Produtos estão à venda em duas lojas na sede da Secretaria do Índio - Foto: Fernando Oliveira

Produtos estão à venda em duas lojas na sede da Secretaria do Índio – Fotos: Fernando Oliveira

A SEI (Secretaria de Estado do Índio) mantém duas lojas de venda de artefatos indígenas e elaborou calendário de visitas às comunidades, com a finalidade de incentivar a criação de artesanato e a reabertura de centros comunitários de produção e venda. Segundo o diretor do Centro de Comercialização de Artesanato Indígena, Martiniano Vieira, o objetivo é ampliar a geração de renda por meio dessa atividade.Nos primeiros quatro meses deste ano, a SEI realizou visitas a 21 comunidades indígenas. Todas estão produzindo artesanato, conforme Vieira. As peças são trazidas pela equipe da Secretaria e vendidas nas duas lojas do Centro de Comercialização do Artesanato Indígena de Roraima Ko’go Damiana, na sede da SEI, no Parque Anauá.

Os preços são estabelecidos pelos indígenas e, após a venda, a equipe da SEI retorna à comunidade, a fim de levar para os artesãos o rendimento resultante da comercialização dos produtos. Essa dinâmica de trabalho, como explica Martiniano Vieira, garante lucros mais relevantes.

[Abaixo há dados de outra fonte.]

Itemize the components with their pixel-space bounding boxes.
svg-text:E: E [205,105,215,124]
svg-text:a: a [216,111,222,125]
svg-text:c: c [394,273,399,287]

“Todo final do mês, levamos o rendimento de cada um. Na última viagem, fui à terra indígena Raposa e levei pouco mais de mil reais, dinheiro adquirido por meio da venda de panelas de barro. A vinda deles à cidade requer gastos com passagem e, às vezes, com hospedagem, por isso, quando retornam, não têm mais quase nada. Então, esse modelo de serviço aumenta o lucro para as comunidades indígenas”, afirma.

As peças são variadas e particularizam as características dos povos indígenas, por isso a SEI trabalha com um projeto de certificação do artesanato roraimense indígena, por meio da criação de selos que identifiquem os artefatos, de acordo com as etnias dos índios responsáveis pela produção.

artesanatoindigena4“Queremos fazer a certificação desse artesanato e, para isso, estamos buscando parceria com o Ministério do Desenvolvimento Agrário [MDA] e com a Universidade Federal [UFRR]. Cada etnia faz um tipo diferente de artefato. As panelas de barro são o principal produto do Macuxi; o Wai-Wai produz jamanxim e biojoias, entre outras peças; o povo Ingaricó cria muitos produtos de cestaria. Então, a certificação deve valorizar ainda mais essas peças”, disse.

O acervo exposto para venda atualmente no Centro de Artesanato inclui peças de preços variados feitas por índios Macuxi, Taurepang, Ingaricó e Wai-Wai. As lojas ficam abertas durante todo o dia e a SEI pretende ampliar os pontos de comercialização. Conforme Martiniano Vieira, já existem projetos e negociações para abertura de três novas lojas, uma na rodoviária, uma no aeroporto e outra em um shopping de Boa Vista.

Somado a isso, a SEI, em parceria com a Setrabes (Secretaria de Estado do Trabalho e Bem-Estar Social), inicia uma séria de visitas técnicas para reabertura dos Clubes de Mães em comunidades indígenas. O objetivo é tornar esses centros comunitários, que se encontram inoperantes, produtivos não apenas para criação de artesanato indígena, mas também para confecção e venda de roupas, contribuindo para geração de emprego e renda nas comunidades.